While the EPCAE spurred education reform in the region, its work is far from over.

One of the Collaborative’s major goals over the next 25 years is to increase the number of dual-credit and advanced courses offered in high schools and prepare more teachers with credentials required to teach these college-level courses.

A 2016 study by UTEP’s Center for Institutional Evaluation, Research and Planning showed that El Paso area high school students who took dual credit courses from 2005-15 earned higher GPAs, were 40 percent more likely to continue their studies in higher education, and 60 percent more likely to graduate in six years or less. They also saved $36 million in tuition and fees.

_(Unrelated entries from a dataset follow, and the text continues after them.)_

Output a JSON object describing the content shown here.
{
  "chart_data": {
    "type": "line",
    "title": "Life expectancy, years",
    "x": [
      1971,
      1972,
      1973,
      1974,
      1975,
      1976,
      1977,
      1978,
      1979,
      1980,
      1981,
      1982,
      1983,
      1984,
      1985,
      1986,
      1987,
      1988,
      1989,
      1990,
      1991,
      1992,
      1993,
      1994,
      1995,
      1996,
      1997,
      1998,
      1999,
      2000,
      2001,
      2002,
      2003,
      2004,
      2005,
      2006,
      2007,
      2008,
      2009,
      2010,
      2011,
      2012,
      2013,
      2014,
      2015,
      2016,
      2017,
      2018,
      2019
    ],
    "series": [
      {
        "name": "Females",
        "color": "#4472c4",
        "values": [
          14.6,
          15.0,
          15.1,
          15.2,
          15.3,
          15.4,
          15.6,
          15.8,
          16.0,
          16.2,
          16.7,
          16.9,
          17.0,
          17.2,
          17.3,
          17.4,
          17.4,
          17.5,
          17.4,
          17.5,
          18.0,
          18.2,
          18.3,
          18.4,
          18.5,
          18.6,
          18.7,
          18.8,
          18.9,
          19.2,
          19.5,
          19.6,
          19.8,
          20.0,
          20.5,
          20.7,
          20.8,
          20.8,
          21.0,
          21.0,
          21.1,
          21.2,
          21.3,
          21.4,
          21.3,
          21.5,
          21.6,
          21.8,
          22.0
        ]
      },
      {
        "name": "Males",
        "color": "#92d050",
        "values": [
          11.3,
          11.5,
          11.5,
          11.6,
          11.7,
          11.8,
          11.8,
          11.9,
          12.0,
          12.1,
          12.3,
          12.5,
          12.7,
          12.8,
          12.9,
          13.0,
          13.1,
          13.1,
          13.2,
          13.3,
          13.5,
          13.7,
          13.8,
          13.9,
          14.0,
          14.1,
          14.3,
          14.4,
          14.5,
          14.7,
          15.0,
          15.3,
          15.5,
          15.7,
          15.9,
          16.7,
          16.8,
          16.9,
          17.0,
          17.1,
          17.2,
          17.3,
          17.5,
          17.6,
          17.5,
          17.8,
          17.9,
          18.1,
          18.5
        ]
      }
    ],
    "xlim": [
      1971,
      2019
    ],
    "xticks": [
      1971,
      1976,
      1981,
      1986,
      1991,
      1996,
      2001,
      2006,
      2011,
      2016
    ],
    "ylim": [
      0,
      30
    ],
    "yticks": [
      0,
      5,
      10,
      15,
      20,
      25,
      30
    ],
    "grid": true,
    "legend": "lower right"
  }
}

“The next phase of the Collaborative will be to amplify opportunities for the talented and motivated youth of this community to engage in a college-going culture through expanded access to dual credit and early college high school,” said Ivette Savina, UTEP assistant vice president for outreach and student access and EPCAE manager. “[It will do this] by engaging with business and civic leaders to support the economic development necessary to create the high-paying jobs that match the post-secondary educational attainment and aspirations of the students in our region.”